Não será a mídia, portanto, que ajudará a eviscerar uma época capaz de assombrá-la. É tão patético que até podemos imaginar sua postura não como uma opção ideológica mas uma fatalidade da biologia, uma determinante genética golpista. Senão vejamos: implorou pelo golpe em 1954, movimento frustrado pelo tiro que, após fulminar o coração de Getúlio, alvejou o núcleo da conspiração. Dez anos depois, sangrou o governo Goulart até a deposição do presidente constitucional. E aplaudiu a entronização da ditadura...
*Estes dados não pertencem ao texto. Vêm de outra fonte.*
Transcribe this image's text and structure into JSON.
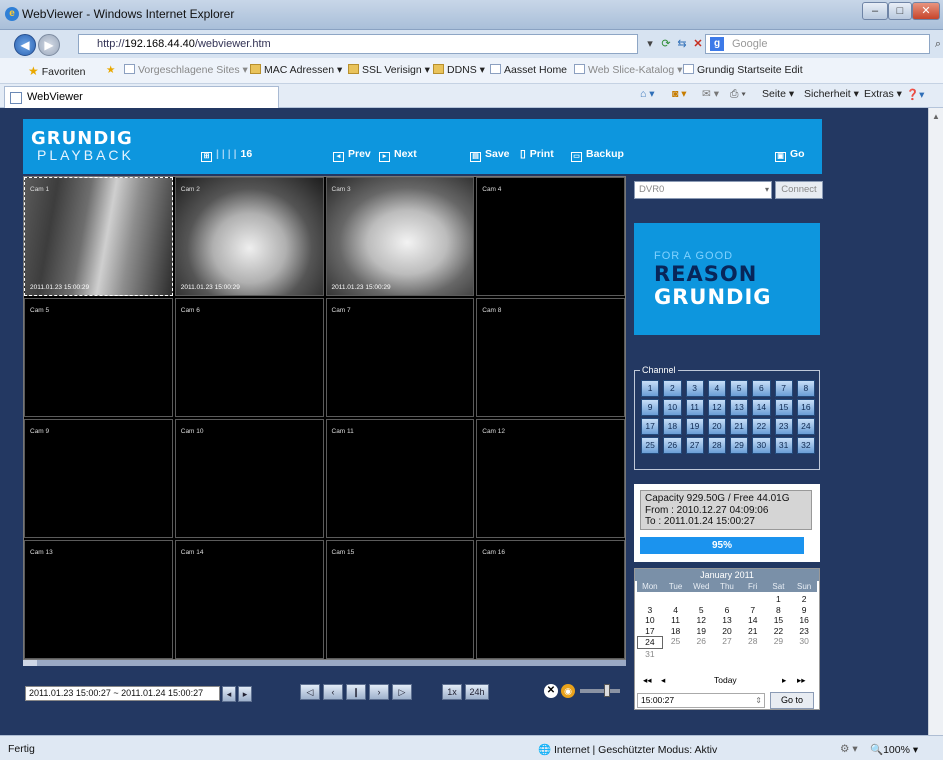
{
  "window": {
    "title": "WebViewer - Windows Internet Explorer",
    "min": "–",
    "max": "□",
    "close": "✕"
  },
  "addressbar": {
    "url_prefix": "http://",
    "url_domain": "192.168.44.40",
    "url_path": "/webviewer.htm",
    "search_placeholder": "Google"
  },
  "favorites": {
    "label": "Favoriten",
    "items": [
      "Vorgeschlagene Sites ▾",
      "MAC Adressen ▾",
      "SSL Verisign ▾",
      "DDNS ▾",
      "Aasset Home",
      "Web Slice-Katalog ▾",
      "Grundig Startseite Edit"
    ]
  },
  "tab": {
    "title": "WebViewer"
  },
  "commandbar": {
    "page": "Seite ▾",
    "security": "Sicherheit ▾",
    "extras": "Extras ▾"
  },
  "header": {
    "brand": "GRUNDIG",
    "mode": "PLAYBACK",
    "layout_label": "16",
    "prev": "Prev",
    "next": "Next",
    "save": "Save",
    "print": "Print",
    "backup": "Backup",
    "go": "Go"
  },
  "cameras": [
    {
      "label": "Cam 1",
      "timestamp": "2011.01.23 15:00:29"
    },
    {
      "label": "Cam 2",
      "timestamp": "2011.01.23 15:00:29"
    },
    {
      "label": "Cam 3",
      "timestamp": "2011.01.23 15:00:29"
    },
    {
      "label": "Cam 4",
      "timestamp": ""
    },
    {
      "label": "Cam 5",
      "timestamp": ""
    },
    {
      "label": "Cam 6",
      "timestamp": ""
    },
    {
      "label": "Cam 7",
      "timestamp": ""
    },
    {
      "label": "Cam 8",
      "timestamp": ""
    },
    {
      "label": "Cam 9",
      "timestamp": ""
    },
    {
      "label": "Cam 10",
      "timestamp": ""
    },
    {
      "label": "Cam 11",
      "timestamp": ""
    },
    {
      "label": "Cam 12",
      "timestamp": ""
    },
    {
      "label": "Cam 13",
      "timestamp": ""
    },
    {
      "label": "Cam 14",
      "timestamp": ""
    },
    {
      "label": "Cam 15",
      "timestamp": ""
    },
    {
      "label": "Cam 16",
      "timestamp": ""
    }
  ],
  "playback": {
    "time_range": "2011.01.23 15:00:27 ~ 2011.01.24 15:00:27",
    "speed": "1x",
    "span": "24h"
  },
  "dvr": {
    "selected": "DVR0",
    "connect": "Connect"
  },
  "banner": {
    "line1": "FOR A GOOD",
    "line2": "REASON",
    "line3": "GRUNDIG"
  },
  "channels": {
    "label": "Channel",
    "numbers": [
      "1",
      "2",
      "3",
      "4",
      "5",
      "6",
      "7",
      "8",
      "9",
      "10",
      "11",
      "12",
      "13",
      "14",
      "15",
      "16",
      "17",
      "18",
      "19",
      "20",
      "21",
      "22",
      "23",
      "24",
      "25",
      "26",
      "27",
      "28",
      "29",
      "30",
      "31",
      "32"
    ]
  },
  "storage": {
    "capacity": "Capacity 929.50G / Free 44.01G",
    "from": "From  : 2010.12.27 04:09:06",
    "to": "To  : 2011.01.24 15:00:27",
    "progress_label": "95%",
    "progress": 0.95
  },
  "calendar": {
    "month": "January 2011",
    "weekdays": [
      "Mon",
      "Tue",
      "Wed",
      "Thu",
      "Fri",
      "Sat",
      "Sun"
    ],
    "days": [
      "",
      "",
      "",
      "",
      "",
      "1",
      "2",
      "3",
      "4",
      "5",
      "6",
      "7",
      "8",
      "9",
      "10",
      "11",
      "12",
      "13",
      "14",
      "15",
      "16",
      "17",
      "18",
      "19",
      "20",
      "21",
      "22",
      "23",
      "24",
      "25",
      "26",
      "27",
      "28",
      "29",
      "30",
      "31"
    ],
    "today_label": "Today",
    "prev_year": "◂◂",
    "prev_month": "◂",
    "next_month": "▸",
    "next_year": "▸▸",
    "time": "15:00:27",
    "goto": "Go to"
  },
  "status": {
    "left": "Fertig",
    "zone": "Internet | Geschützter Modus: Aktiv",
    "zoom": "100%"
  }
}
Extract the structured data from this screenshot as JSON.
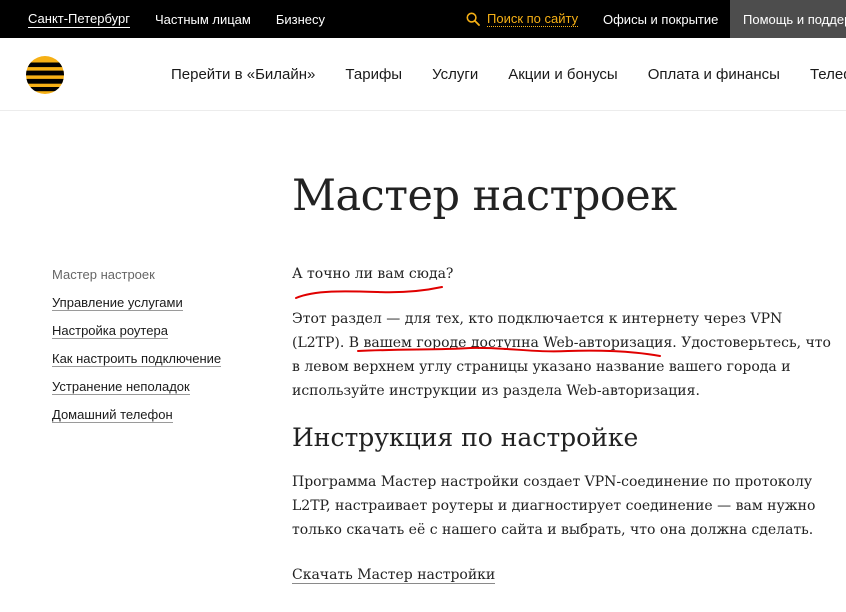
{
  "topbar": {
    "city": "Санкт-Петербург",
    "private": "Частным лицам",
    "business": "Бизнесу",
    "search": "Поиск по сайту",
    "offices": "Офисы и покрытие",
    "help": "Помощь и поддержка"
  },
  "nav": {
    "items": [
      "Перейти в «Билайн»",
      "Тарифы",
      "Услуги",
      "Акции и бонусы",
      "Оплата и финансы",
      "Телефоны"
    ]
  },
  "sidebar": {
    "items": [
      "Мастер настроек",
      "Управление услугами",
      "Настройка роутера",
      "Как настроить подключение",
      "Устранение неполадок",
      "Домашний телефон"
    ]
  },
  "main": {
    "title": "Мастер настроек",
    "question": "А точно ли вам сюда?",
    "para1": {
      "l1": "Этот раздел — для тех, кто подключается к интернету через VPN",
      "l2": "(L2TP). В вашем городе доступна Web-авторизация. Удостоверьтесь, что",
      "l3": "в левом верхнем углу страницы указано название вашего города и",
      "l4": "используйте инструкции из раздела Web-авторизация."
    },
    "section_title": "Инструкция по настройке",
    "para2": {
      "l1": "Программа Мастер настройки создает VPN-соединение по протоколу",
      "l2": "L2TP, настраивает роутеры и диагностирует соединение — вам нужно",
      "l3": "только скачать её с нашего сайта и выбрать, что она должна сделать."
    },
    "download": "Скачать Мастер настройки"
  },
  "colors": {
    "brand_yellow": "#f6b015",
    "annotation_red": "#e00000"
  }
}
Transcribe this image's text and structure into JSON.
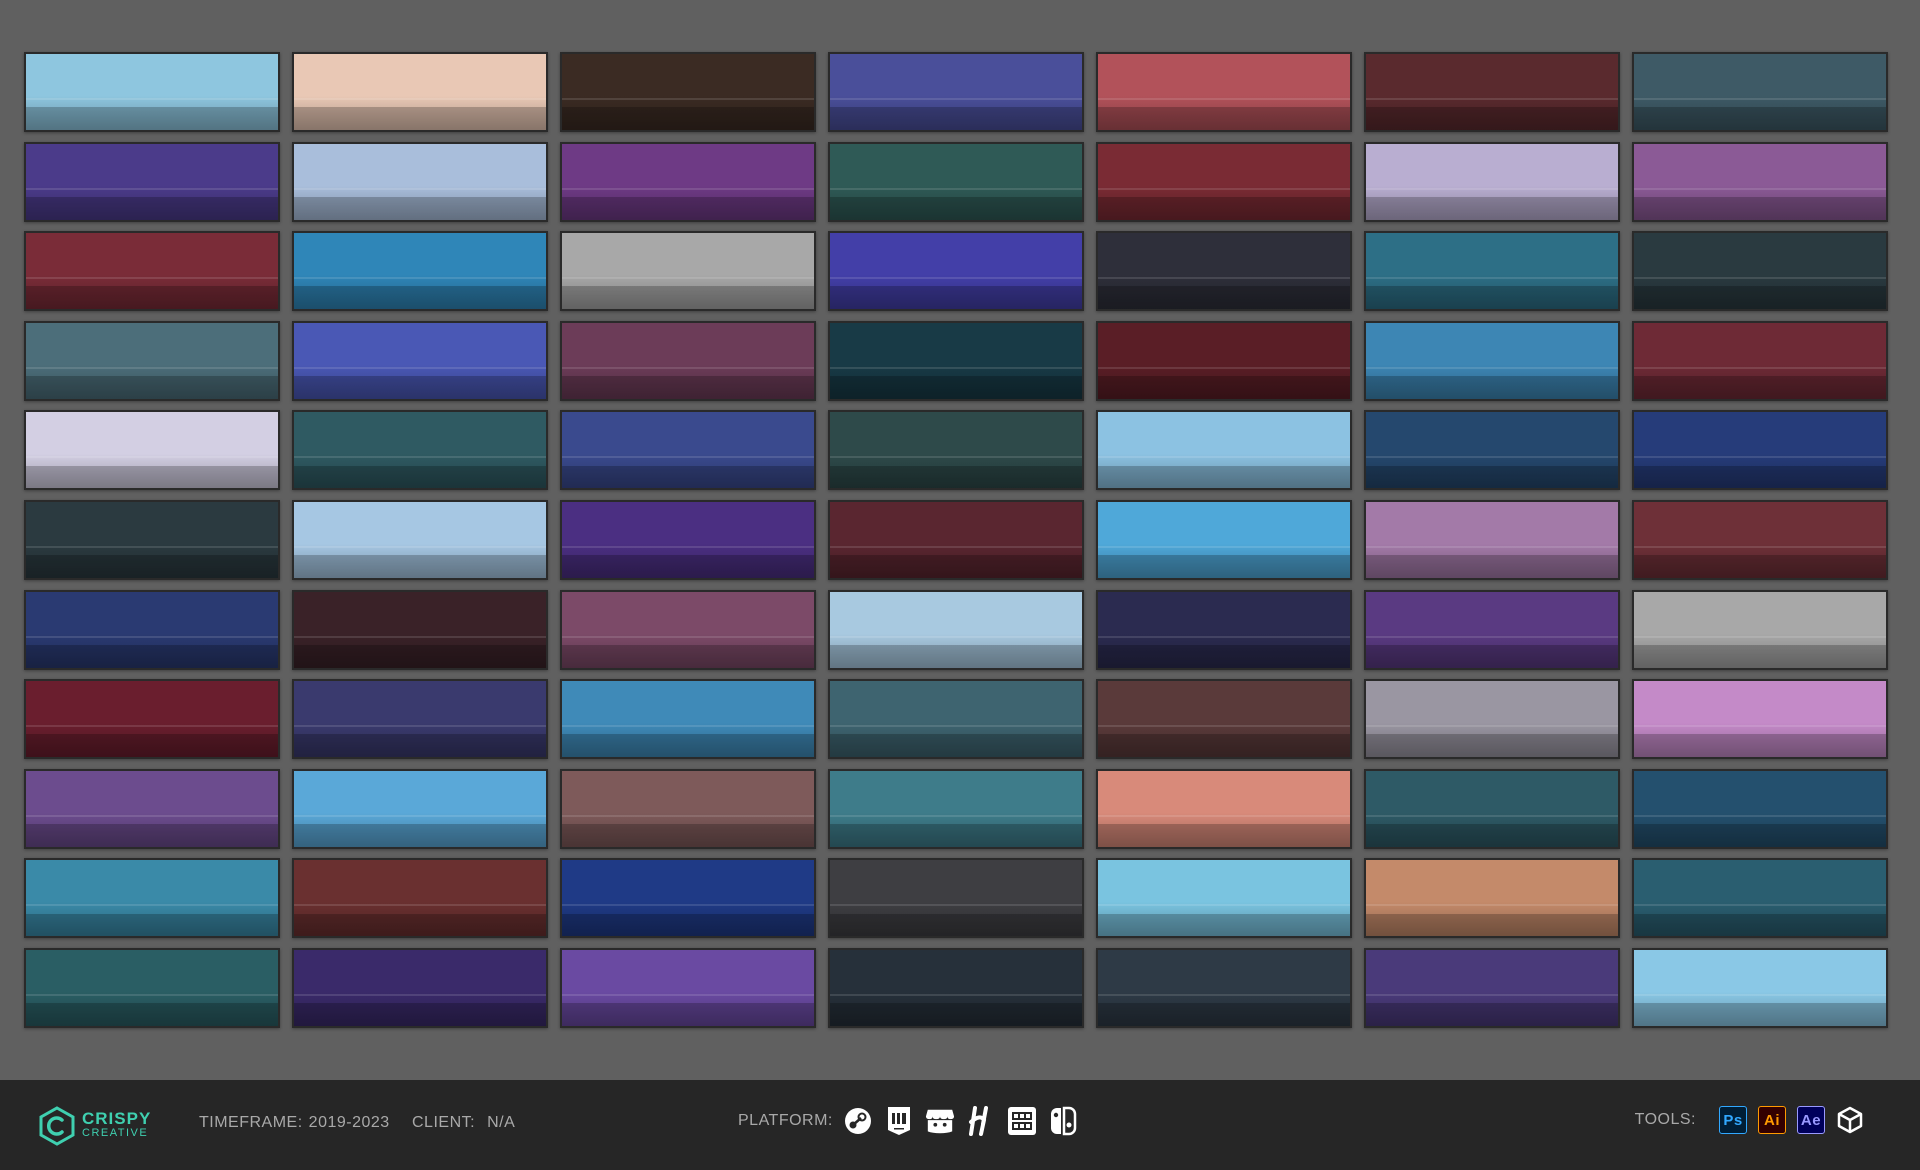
{
  "colors": {
    "background": "#606060",
    "footer": "#262626",
    "brand": "#3fd0b0",
    "footer_text": "#a9a9a9"
  },
  "thumbnails": [
    [
      "#8ec6df",
      "#e9c8b5",
      "#3b2b23",
      "#4a4f9a",
      "#b2525a",
      "#5a2a2e",
      "#3e5a66"
    ],
    [
      "#4b3b8a",
      "#a9bedb",
      "#6e3a85",
      "#2f5a56",
      "#7a2b34",
      "#b9aed1",
      "#8b5a96"
    ],
    [
      "#7a2c38",
      "#2f86b8",
      "#a8a8a8",
      "#433fa8",
      "#2e2f3a",
      "#2d6f86",
      "#2a3a40"
    ],
    [
      "#4c6e7a",
      "#4a58b5",
      "#6c3c58",
      "#183a46",
      "#5a1e26",
      "#3d86b4",
      "#6e2a36"
    ],
    [
      "#d3cfe3",
      "#2f5a62",
      "#3a4a8e",
      "#2e4a4a",
      "#8cc2e2",
      "#25486e",
      "#263c7a"
    ],
    [
      "#2b3a40",
      "#a6c7e3",
      "#4b2f82",
      "#5a2630",
      "#4fa8d9",
      "#a37aa8",
      "#6e3038"
    ],
    [
      "#2a3a72",
      "#3a2228",
      "#7c4a68",
      "#a8c9e0",
      "#2b2b50",
      "#5a3a82",
      "#a8a8a8"
    ],
    [
      "#6a1e2e",
      "#3a3a6e",
      "#3f8ab8",
      "#3e6470",
      "#5a3a3a",
      "#9a96a2",
      "#c48ac8"
    ],
    [
      "#6c4c8e",
      "#5aa8d8",
      "#7e5a5a",
      "#3e7c8a",
      "#d88a7a",
      "#2e5a66",
      "#24506e"
    ],
    [
      "#3a8aa8",
      "#6a3030",
      "#1f3a86",
      "#3e3e42",
      "#7ac4e0",
      "#c48a6a",
      "#2a5e70"
    ],
    [
      "#2a5e64",
      "#3a2a6a",
      "#6a4aa2",
      "#26303a",
      "#2e3a46",
      "#4a3a7a",
      "#8ac8e6"
    ]
  ],
  "footer": {
    "logo": {
      "line1": "CRISPY",
      "line2": "CREATIVE",
      "icon": "crispy-c-logo-icon"
    },
    "timeframe": {
      "label": "TIMEFRAME:",
      "value": "2019-2023"
    },
    "client": {
      "label": "CLIENT:",
      "value": "N/A"
    },
    "platform": {
      "label": "PLATFORM:",
      "icons": [
        "steam-icon",
        "epic-games-icon",
        "itch-io-icon",
        "humble-icon",
        "gog-icon",
        "nintendo-switch-icon"
      ]
    },
    "tools": {
      "label": "TOOLS:",
      "items": [
        {
          "text": "Ps",
          "icon": "photoshop-icon",
          "bg": "#001e36",
          "fg": "#31a8ff"
        },
        {
          "text": "Ai",
          "icon": "illustrator-icon",
          "bg": "#330000",
          "fg": "#ff9a00"
        },
        {
          "text": "Ae",
          "icon": "after-effects-icon",
          "bg": "#00005b",
          "fg": "#9999ff"
        }
      ],
      "extra_icon": "unity-icon"
    }
  }
}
Por estas e outras, é fácil prognosticar que o PNDH III terá uma vida dura pela frente. Seja como for, é ele que aponta o Norte que o Brasil – como sociedade – e os brasileiros – como cidadãos – terão que perseguir em busca da Verdade, da Justiça e da Memória. E do respeito por si próprios.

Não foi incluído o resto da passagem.